# Gwinnett County



## glenn36 (Nov 16, 2017)

Any rut activity in North Gwinnett Co. or South Hall?  I've seen plenty of buck trail cam photos at night.


----------



## thomasa (Nov 19, 2017)

I hunt barrow county so not to far but this weekend has been dead for us. Last Sunday I saw 5 bucks and 10 or so does. Bucks were cruising good but this weekend dead.


----------



## Elephant (Nov 19, 2017)

Yesterday morning I arrowed a three year old 7 that was busted up. Had a hot doe come in around 7:10 with him bird dogging. Saw 8 total bucks. Both does seen were harassed pretty good. This is very southern part of Hall County). This coming week should bring out the big boys. Anticipating a decent morning tomorrow with pressures rising and temps hitting 33.


----------



## Elephant (Nov 24, 2017)

Hunted southern Hall County all week. Rut is in full gear.  Saw over 20 this morning with a half/half ratio.
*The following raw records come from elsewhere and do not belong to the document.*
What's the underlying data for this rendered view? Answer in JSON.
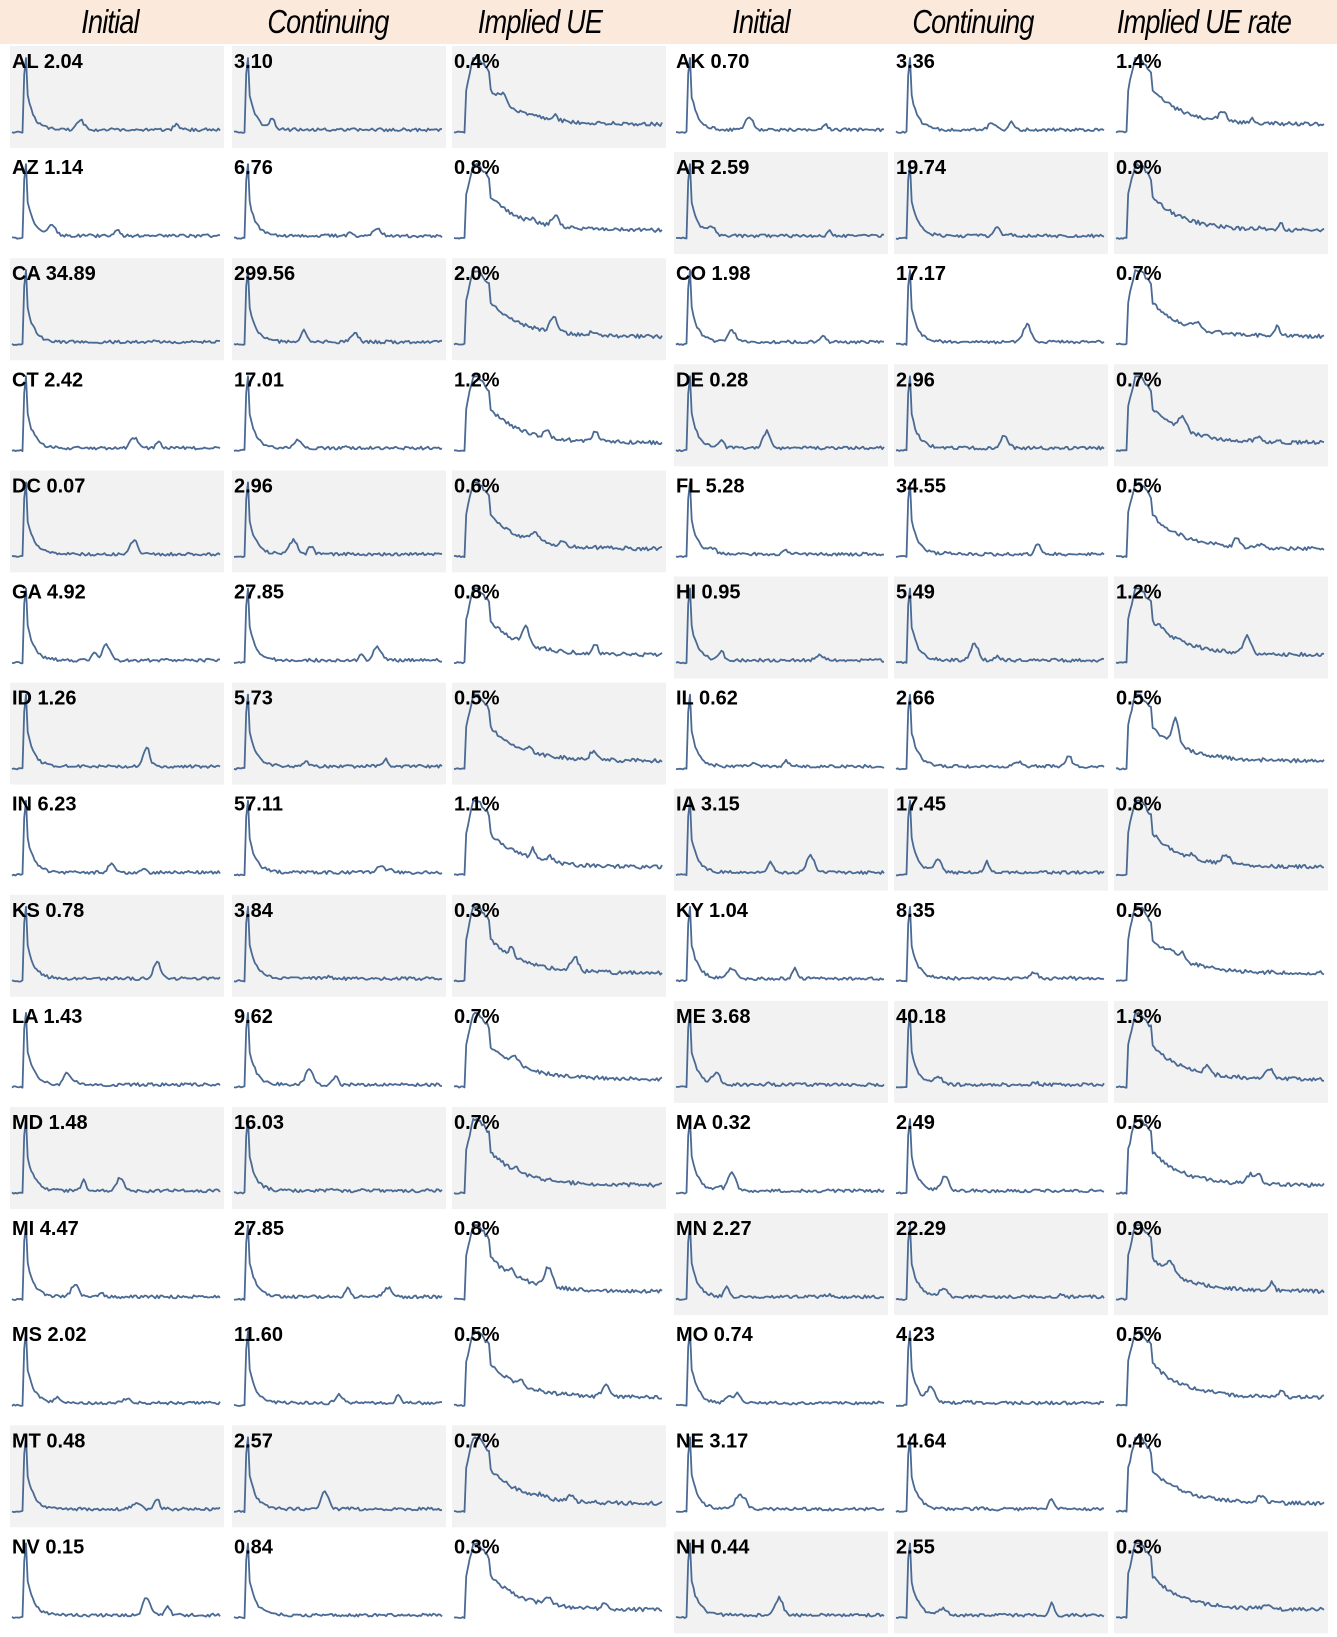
{
  "header": {
    "columns": [
      "Initial",
      "Continuing",
      "Implied UE rate",
      "Initial",
      "Continuing",
      "Implied UE rate"
    ]
  },
  "colors": {
    "line": "#4a6a94",
    "shade": "#f2f2f2",
    "header_bg": "#fbe9dc"
  },
  "chart_data": {
    "type": "line",
    "description_of_grid": "small multiples: state rows, each with initial claims, continuing claims, implied unemployment rate sparklines",
    "states": [
      {
        "state": "AL",
        "initial": "2.04",
        "continuing": "3.10",
        "ue_rate": "0.4%",
        "shaded": true
      },
      {
        "state": "AK",
        "initial": "0.70",
        "continuing": "3.36",
        "ue_rate": "1.4%",
        "shaded": false
      },
      {
        "state": "AZ",
        "initial": "1.14",
        "continuing": "6.76",
        "ue_rate": "0.8%",
        "shaded": false
      },
      {
        "state": "AR",
        "initial": "2.59",
        "continuing": "19.74",
        "ue_rate": "0.9%",
        "shaded": true
      },
      {
        "state": "CA",
        "initial": "34.89",
        "continuing": "299.56",
        "ue_rate": "2.0%",
        "shaded": true
      },
      {
        "state": "CO",
        "initial": "1.98",
        "continuing": "17.17",
        "ue_rate": "0.7%",
        "shaded": false
      },
      {
        "state": "CT",
        "initial": "2.42",
        "continuing": "17.01",
        "ue_rate": "1.2%",
        "shaded": false
      },
      {
        "state": "DE",
        "initial": "0.28",
        "continuing": "2.96",
        "ue_rate": "0.7%",
        "shaded": true
      },
      {
        "state": "DC",
        "initial": "0.07",
        "continuing": "2.96",
        "ue_rate": "0.6%",
        "shaded": true
      },
      {
        "state": "FL",
        "initial": "5.28",
        "continuing": "34.55",
        "ue_rate": "0.5%",
        "shaded": false
      },
      {
        "state": "GA",
        "initial": "4.92",
        "continuing": "27.85",
        "ue_rate": "0.8%",
        "shaded": false
      },
      {
        "state": "HI",
        "initial": "0.95",
        "continuing": "5.49",
        "ue_rate": "1.2%",
        "shaded": true
      },
      {
        "state": "ID",
        "initial": "1.26",
        "continuing": "5.73",
        "ue_rate": "0.5%",
        "shaded": true
      },
      {
        "state": "IL",
        "initial": "0.62",
        "continuing": "2.66",
        "ue_rate": "0.5%",
        "shaded": false
      },
      {
        "state": "IN",
        "initial": "6.23",
        "continuing": "57.11",
        "ue_rate": "1.1%",
        "shaded": false
      },
      {
        "state": "IA",
        "initial": "3.15",
        "continuing": "17.45",
        "ue_rate": "0.8%",
        "shaded": true
      },
      {
        "state": "KS",
        "initial": "0.78",
        "continuing": "3.84",
        "ue_rate": "0.3%",
        "shaded": true
      },
      {
        "state": "KY",
        "initial": "1.04",
        "continuing": "8.35",
        "ue_rate": "0.5%",
        "shaded": false
      },
      {
        "state": "LA",
        "initial": "1.43",
        "continuing": "9.62",
        "ue_rate": "0.7%",
        "shaded": false
      },
      {
        "state": "ME",
        "initial": "3.68",
        "continuing": "40.18",
        "ue_rate": "1.3%",
        "shaded": true
      },
      {
        "state": "MD",
        "initial": "1.48",
        "continuing": "16.03",
        "ue_rate": "0.7%",
        "shaded": true
      },
      {
        "state": "MA",
        "initial": "0.32",
        "continuing": "2.49",
        "ue_rate": "0.5%",
        "shaded": false
      },
      {
        "state": "MI",
        "initial": "4.47",
        "continuing": "27.85",
        "ue_rate": "0.8%",
        "shaded": false
      },
      {
        "state": "MN",
        "initial": "2.27",
        "continuing": "22.29",
        "ue_rate": "0.9%",
        "shaded": true
      },
      {
        "state": "MS",
        "initial": "2.02",
        "continuing": "11.60",
        "ue_rate": "0.5%",
        "shaded": false
      },
      {
        "state": "MO",
        "initial": "0.74",
        "continuing": "4.23",
        "ue_rate": "0.5%",
        "shaded": false
      },
      {
        "state": "MT",
        "initial": "0.48",
        "continuing": "2.57",
        "ue_rate": "0.7%",
        "shaded": true
      },
      {
        "state": "NE",
        "initial": "3.17",
        "continuing": "14.64",
        "ue_rate": "0.4%",
        "shaded": false
      },
      {
        "state": "NV",
        "initial": "0.15",
        "continuing": "0.84",
        "ue_rate": "0.3%",
        "shaded": false
      },
      {
        "state": "NH",
        "initial": "0.44",
        "continuing": "2.55",
        "ue_rate": "0.3%",
        "shaded": true
      }
    ]
  }
}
Seen chasing since last Saturday.  Big boys are finally on their feet for the next couple of weeks.


----------



## Gunnar75 (Dec 8, 2017)

Saw a nice 8pt running 4 does down Buford CensoredCensoredCensoredCensored rd on Saturday by the Gwinnett water facility around 11 am then he darted in front of me and into a neighbors yard.  Pretty coool...


----------